NASA’s space probe has traveled around Saturn for nearly two decades, sending thousands of fascinating photos to Earth. Now is the time for this last maneuver on Planet of the Rings.
This latest flight from Cassini can be watched live through NASA’s online services, since the entire mission is part of the Eyes Visualization application.
Thus, the last dive of Cassini will cause the probe to ignite in the skies of Saturn. In these last flights, after five successful dives with the same objective, this space equipment will be able to collect unpublished data regarding temperature, boreal auroras, polar vortices and other characteristics of the planet.
In addition to all the information and photos that Cassini has already sent to NASA over this time. The probe will perform this last approach between 1,710 and 1,630 kilometers above the clouds that make up the planet’s sky, at a time NASA names it “grand finale”. The final “sigh” of Cassini will be disintegration, as if it were a meteor.

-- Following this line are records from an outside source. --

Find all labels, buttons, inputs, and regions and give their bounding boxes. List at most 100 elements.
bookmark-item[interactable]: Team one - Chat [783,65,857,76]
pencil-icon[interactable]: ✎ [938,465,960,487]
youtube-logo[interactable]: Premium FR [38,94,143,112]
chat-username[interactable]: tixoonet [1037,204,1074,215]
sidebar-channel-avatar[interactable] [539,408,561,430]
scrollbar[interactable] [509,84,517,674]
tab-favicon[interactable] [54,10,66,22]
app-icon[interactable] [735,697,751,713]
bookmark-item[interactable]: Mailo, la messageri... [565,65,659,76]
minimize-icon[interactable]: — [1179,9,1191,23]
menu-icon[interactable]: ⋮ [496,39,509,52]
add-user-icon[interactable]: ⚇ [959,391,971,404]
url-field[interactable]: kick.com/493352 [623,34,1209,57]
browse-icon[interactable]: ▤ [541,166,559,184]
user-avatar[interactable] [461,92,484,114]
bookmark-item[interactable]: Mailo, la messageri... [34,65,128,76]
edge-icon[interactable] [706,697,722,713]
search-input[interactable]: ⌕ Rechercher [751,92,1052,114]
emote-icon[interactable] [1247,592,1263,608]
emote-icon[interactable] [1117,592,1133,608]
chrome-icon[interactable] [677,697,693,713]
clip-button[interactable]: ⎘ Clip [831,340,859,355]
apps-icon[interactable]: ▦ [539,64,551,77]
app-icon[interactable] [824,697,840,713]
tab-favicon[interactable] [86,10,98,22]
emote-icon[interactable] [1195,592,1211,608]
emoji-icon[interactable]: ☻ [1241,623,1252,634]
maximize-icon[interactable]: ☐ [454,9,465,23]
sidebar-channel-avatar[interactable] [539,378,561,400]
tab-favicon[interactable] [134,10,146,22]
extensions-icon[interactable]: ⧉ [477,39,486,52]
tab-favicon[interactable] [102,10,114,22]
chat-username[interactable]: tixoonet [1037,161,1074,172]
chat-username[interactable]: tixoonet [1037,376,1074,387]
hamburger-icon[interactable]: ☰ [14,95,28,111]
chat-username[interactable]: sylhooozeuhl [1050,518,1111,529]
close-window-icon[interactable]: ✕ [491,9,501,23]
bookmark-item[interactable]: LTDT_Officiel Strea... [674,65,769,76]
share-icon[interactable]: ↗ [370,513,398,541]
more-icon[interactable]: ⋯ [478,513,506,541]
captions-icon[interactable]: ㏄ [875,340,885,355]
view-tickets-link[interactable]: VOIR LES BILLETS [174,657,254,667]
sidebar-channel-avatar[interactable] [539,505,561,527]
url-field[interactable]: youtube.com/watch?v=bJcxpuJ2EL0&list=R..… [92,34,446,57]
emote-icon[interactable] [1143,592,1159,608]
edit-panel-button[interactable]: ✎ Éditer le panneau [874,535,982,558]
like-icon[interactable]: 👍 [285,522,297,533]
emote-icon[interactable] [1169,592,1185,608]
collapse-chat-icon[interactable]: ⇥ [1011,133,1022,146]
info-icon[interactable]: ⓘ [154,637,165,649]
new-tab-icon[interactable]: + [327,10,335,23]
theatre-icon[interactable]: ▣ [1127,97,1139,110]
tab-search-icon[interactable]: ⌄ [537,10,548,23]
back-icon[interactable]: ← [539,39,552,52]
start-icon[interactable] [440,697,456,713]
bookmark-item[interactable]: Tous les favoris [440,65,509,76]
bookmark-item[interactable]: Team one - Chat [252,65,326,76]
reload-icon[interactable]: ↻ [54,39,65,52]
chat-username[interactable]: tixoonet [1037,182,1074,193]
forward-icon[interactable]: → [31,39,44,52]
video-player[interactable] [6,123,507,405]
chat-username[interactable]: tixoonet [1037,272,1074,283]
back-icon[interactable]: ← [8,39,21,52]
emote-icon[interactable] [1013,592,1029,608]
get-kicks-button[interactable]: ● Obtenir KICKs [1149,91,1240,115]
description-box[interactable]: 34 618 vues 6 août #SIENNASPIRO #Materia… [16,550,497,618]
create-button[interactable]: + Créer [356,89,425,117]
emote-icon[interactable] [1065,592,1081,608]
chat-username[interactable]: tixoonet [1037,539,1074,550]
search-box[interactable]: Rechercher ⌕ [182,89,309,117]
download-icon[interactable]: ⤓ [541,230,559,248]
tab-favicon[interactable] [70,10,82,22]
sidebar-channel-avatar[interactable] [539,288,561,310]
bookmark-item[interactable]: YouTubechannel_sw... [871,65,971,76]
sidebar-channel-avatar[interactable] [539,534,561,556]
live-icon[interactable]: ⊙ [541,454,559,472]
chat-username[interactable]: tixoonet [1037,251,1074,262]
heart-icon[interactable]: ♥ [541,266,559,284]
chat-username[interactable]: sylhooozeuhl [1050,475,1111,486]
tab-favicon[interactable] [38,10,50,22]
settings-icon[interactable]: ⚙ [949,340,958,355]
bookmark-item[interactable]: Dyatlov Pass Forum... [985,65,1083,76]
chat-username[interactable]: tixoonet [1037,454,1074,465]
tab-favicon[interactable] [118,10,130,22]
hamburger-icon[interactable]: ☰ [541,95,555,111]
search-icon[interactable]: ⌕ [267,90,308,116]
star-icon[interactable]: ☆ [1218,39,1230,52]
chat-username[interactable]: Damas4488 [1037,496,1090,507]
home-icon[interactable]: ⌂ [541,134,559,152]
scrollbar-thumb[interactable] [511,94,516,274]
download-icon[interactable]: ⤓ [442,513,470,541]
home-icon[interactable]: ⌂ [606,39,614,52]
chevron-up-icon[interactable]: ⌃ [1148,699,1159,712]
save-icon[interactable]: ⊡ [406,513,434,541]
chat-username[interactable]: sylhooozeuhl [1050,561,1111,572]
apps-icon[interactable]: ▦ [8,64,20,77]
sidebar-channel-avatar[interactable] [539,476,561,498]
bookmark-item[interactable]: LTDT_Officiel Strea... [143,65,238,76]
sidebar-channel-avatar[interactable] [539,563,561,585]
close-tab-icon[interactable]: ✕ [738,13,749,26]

Having spent almost every available fuel for exploration of the ring planet, Cassini is expected to be purposely directed toward “death” in Saturn’s atmosphere in an attempt to keep the star’s moons “virgins” for new and future missions. And this last flight is expected to present data never before analyzed on what is happening in the 22 orbits between the planet and its rings.
Once Cassini reaches an altitude where the atmospheric density is about twice that found so far, which causes the propellers to no longer be able to keep the antennas pointed at Earth, the probe loses contact with Earth. Everything will be observed by NASA experts from two important observatories located in North American territory.
They are the Goddard Space Flight Center in Greenbelt, Maryland, and the IRTF (Infrared Telescope Facility), located in Hawaii and supported by the W. M. Keck Observatory, also in that country.
“We will be on the ground and careful, recording all the data that Cassini will send us during this last flight, learning even more about the conditions that are happening on Saturn”, confirmed Don Jennings, a NASA scientist at the Goddard Space Flight Center, responsible for the Composite Infrared Spectrometer.
Last Monday, September 11, the spacecraft made a low-flying flight to Titan, Saturn’s largest moon, in a maneuver about 119,000 km above the star’s surface.
This displacement served above all to reduce the speed of the space device, an essential condition for collecting information effectively, and until the last moment of connection between the spacecraft and NASA’s space antennas.